By Associated Press - Saturday, December 15, 2018

NEW ORLEANS (AP) - With just over two weeks left in 2018, New Orleans is on pace to see a significant drop in the number of murders for the year, and could mark the lowest number of killings the city has seen in nearly half a century.

As of Saturday, New Orleans police had investigated 137 murders this year. There were 151 murders in 2017 by the same date, and 169 in 2016 by Dec. 15, NOLA.com/The Times-Picayune reported .

If the current pace of murders continues, the city will end 2018 with 143 murders - a 47-year low. According to data from the City of New Orleans, the last time there were fewer than 150 murders was in 1971, when New Orleans had 116 murder victims.

Despite a potential drop in the murder count, if New Orleans continues the pace and ends the year with 143 murders, the city would still remain on a list of U.S. cities with the highest number of murders per capita. Ending the year with 143 murders would make New Orleans’ murder rate higher than Chicago’s in 2017, but lower than the rates of Baltimore, Detroit and Birmingham, Alabama, last year.

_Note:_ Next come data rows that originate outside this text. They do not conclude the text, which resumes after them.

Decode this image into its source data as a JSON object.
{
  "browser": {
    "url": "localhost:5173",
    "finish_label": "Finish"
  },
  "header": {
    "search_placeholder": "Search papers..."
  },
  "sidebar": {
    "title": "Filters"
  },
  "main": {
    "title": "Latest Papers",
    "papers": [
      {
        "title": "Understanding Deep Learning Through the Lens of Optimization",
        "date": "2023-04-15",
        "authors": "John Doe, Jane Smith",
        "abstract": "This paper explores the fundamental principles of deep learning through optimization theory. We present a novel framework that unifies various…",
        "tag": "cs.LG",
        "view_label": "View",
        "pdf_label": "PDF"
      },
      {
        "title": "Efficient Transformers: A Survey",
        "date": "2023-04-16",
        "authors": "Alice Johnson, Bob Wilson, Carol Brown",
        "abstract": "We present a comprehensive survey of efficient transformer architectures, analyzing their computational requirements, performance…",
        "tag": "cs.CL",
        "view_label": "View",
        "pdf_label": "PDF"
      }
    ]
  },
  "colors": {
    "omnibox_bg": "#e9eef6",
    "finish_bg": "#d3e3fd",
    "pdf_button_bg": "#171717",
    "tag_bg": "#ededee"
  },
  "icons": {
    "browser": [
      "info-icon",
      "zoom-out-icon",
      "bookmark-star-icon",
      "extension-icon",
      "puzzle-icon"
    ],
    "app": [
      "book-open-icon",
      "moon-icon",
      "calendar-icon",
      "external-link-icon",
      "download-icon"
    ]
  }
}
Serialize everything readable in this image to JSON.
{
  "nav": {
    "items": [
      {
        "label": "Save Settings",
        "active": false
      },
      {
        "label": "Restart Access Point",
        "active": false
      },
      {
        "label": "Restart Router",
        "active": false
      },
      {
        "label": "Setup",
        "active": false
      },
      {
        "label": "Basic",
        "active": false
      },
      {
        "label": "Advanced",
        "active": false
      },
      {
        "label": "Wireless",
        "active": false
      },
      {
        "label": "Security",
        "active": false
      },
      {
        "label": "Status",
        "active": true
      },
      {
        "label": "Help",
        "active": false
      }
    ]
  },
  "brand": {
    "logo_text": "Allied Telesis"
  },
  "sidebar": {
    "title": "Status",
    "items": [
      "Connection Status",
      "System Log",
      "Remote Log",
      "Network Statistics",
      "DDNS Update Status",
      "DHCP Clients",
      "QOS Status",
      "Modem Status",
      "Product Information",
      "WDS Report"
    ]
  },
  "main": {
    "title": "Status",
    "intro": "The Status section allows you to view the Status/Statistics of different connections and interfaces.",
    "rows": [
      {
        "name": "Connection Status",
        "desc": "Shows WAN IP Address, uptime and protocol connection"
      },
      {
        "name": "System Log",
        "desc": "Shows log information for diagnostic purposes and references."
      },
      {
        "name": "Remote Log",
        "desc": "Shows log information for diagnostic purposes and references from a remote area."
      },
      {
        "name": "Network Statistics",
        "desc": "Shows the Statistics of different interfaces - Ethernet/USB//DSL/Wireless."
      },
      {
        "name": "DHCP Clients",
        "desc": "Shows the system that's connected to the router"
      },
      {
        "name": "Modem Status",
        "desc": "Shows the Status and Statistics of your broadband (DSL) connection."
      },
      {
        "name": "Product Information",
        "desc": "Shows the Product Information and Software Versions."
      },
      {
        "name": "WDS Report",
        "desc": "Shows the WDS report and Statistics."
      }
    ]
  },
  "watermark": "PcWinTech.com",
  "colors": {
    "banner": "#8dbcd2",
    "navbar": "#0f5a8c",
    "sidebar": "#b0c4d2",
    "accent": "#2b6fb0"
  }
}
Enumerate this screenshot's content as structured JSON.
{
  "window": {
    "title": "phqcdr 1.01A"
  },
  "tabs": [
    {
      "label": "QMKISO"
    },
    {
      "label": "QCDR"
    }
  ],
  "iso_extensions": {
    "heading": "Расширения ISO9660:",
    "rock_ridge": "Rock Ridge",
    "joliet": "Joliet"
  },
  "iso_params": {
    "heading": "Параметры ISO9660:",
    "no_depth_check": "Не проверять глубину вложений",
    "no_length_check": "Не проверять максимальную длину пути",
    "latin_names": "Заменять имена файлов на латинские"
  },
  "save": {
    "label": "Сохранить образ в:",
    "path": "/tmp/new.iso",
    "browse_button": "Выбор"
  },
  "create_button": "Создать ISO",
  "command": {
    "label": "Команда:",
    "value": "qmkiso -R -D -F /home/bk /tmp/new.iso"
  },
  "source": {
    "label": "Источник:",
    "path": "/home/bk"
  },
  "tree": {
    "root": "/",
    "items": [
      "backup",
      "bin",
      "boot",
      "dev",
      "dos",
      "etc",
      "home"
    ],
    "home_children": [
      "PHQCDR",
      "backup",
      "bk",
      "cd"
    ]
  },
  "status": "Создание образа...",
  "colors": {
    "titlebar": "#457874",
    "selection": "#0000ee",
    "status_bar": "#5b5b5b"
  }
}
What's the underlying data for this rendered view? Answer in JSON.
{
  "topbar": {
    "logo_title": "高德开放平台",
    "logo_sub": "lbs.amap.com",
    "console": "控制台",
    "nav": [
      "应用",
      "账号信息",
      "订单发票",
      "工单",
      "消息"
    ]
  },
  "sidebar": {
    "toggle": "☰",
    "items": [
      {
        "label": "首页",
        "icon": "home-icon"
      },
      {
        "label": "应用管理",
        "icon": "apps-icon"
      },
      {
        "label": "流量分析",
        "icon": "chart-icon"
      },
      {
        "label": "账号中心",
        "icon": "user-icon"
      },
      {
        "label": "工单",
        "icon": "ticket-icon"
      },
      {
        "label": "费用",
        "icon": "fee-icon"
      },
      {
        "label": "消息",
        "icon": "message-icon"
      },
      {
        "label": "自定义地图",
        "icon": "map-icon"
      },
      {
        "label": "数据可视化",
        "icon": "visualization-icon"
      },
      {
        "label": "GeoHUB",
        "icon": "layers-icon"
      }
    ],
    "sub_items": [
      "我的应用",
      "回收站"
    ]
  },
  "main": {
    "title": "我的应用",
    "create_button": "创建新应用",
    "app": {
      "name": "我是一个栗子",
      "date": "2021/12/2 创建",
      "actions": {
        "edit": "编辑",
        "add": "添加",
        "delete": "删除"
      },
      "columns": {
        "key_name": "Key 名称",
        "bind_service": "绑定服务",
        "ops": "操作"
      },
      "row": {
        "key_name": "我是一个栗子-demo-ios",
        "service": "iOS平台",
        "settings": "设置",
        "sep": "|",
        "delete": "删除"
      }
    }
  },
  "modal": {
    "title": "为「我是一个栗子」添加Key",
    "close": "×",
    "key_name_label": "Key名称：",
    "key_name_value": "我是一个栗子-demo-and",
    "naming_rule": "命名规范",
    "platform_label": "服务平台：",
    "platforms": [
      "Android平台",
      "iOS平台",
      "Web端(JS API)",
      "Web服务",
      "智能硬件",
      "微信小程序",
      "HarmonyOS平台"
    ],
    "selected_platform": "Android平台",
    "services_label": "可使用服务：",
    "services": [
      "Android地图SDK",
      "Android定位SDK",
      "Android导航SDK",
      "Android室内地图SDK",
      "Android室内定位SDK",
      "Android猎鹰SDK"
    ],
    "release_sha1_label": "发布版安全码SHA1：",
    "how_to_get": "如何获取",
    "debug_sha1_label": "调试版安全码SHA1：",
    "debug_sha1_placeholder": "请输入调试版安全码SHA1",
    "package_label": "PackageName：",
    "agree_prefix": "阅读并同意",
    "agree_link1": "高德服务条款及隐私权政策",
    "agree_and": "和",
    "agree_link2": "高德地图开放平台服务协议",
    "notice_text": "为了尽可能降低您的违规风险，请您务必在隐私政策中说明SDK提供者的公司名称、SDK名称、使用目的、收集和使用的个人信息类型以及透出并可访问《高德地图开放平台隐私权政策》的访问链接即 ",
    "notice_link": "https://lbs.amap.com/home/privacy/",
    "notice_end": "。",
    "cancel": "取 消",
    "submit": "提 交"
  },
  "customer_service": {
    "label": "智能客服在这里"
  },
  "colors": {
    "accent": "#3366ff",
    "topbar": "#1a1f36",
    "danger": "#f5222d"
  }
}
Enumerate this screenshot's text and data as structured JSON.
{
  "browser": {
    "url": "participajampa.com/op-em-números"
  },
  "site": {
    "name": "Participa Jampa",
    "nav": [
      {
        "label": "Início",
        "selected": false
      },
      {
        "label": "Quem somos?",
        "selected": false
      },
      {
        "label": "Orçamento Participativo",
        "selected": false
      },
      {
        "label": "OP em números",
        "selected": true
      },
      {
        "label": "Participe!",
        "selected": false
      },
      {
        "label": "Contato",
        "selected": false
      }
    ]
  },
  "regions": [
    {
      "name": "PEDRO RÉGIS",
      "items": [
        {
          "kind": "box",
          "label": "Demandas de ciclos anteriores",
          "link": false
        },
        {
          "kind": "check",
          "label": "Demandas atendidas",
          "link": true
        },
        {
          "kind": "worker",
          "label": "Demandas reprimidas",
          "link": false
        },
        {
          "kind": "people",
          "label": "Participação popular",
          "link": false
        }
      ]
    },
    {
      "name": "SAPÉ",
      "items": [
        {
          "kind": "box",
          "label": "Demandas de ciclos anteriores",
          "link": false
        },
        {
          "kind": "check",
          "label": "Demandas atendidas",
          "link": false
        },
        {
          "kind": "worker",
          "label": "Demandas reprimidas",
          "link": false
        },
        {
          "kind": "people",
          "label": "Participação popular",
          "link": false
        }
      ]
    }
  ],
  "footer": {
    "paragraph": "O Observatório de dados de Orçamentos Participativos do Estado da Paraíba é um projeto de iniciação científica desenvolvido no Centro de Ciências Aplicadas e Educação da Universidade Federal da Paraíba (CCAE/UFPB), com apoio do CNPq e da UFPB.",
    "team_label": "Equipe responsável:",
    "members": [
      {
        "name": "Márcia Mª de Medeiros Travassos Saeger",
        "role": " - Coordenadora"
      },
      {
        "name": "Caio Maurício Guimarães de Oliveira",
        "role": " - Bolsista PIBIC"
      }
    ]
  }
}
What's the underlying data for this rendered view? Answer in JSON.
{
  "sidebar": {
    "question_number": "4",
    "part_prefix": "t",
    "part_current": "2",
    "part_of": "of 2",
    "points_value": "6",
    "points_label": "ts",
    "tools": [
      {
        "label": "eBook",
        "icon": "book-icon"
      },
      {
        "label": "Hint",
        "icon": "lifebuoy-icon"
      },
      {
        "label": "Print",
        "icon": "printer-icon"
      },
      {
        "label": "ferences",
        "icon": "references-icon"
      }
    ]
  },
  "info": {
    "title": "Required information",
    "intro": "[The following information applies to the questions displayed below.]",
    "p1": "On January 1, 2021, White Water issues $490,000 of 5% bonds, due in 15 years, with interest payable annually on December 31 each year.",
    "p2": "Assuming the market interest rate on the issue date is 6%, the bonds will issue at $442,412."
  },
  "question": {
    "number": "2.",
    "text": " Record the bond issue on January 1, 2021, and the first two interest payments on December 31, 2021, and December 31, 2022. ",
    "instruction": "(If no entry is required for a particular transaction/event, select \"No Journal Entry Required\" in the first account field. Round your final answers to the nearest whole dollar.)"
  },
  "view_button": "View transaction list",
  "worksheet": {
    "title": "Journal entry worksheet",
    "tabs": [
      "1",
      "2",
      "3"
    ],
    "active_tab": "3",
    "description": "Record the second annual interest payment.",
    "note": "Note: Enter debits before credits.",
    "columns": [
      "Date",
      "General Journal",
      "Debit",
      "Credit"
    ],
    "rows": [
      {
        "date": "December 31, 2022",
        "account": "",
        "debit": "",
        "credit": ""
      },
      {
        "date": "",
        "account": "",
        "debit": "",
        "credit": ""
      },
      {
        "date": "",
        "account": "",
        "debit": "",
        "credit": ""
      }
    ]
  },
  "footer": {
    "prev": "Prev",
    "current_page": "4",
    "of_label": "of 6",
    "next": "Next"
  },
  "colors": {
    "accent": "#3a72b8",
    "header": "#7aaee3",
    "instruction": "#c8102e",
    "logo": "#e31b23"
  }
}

New Orleans Police Superintendent Michael Harrison attributed the reduction in murders - the second-straight year the number of murders in a year has decreased - to the department’s embrace of technology.

Harrison said new tools have made the department more efficient and helped them “go after” serial offenders using data to guide deployment strategies. When officers solve crimes committed by people who are shown by internal data to be responsible for much of the city’s violence, it helps prevent future crimes by removing repeat offenders from the streets, Harrison said. Arresting those suspects, he added, “sends a deterrent message to other would-be criminals, that NOPD has the capacity to find and capture them.”

The Real Time Crime Center, where footage from the city’s more than 300 crime cameras is stored, has helped police make arrests and compile solid cases against many suspected violent offenders, Harrison added. Technology initiatives implemented in recent years, such as allowing some offenses to be reported online and over the phone, account for about 10 to 15 percent of all reports taken. That frees up manpower, police spokesman Andy Cunningham said.

“The city of New Orleans, led by our mayor and certainly me, the chief, we’re all committed to making sure we have a very effective and efficient police department,” Harrison said. “Every opportunity we can find to make improvements for effectiveness and efficiency, we’re going to do that.”

Another factor helping police apprehend suspected violent offenders is cooperation from the public, the superintendent said. He attributed improved cooperation to a steady increase in public trust, which had been shattered by decades of civil rights abuses punctuated by Hurricane Katrina-era shootings of unarmed residents by officers.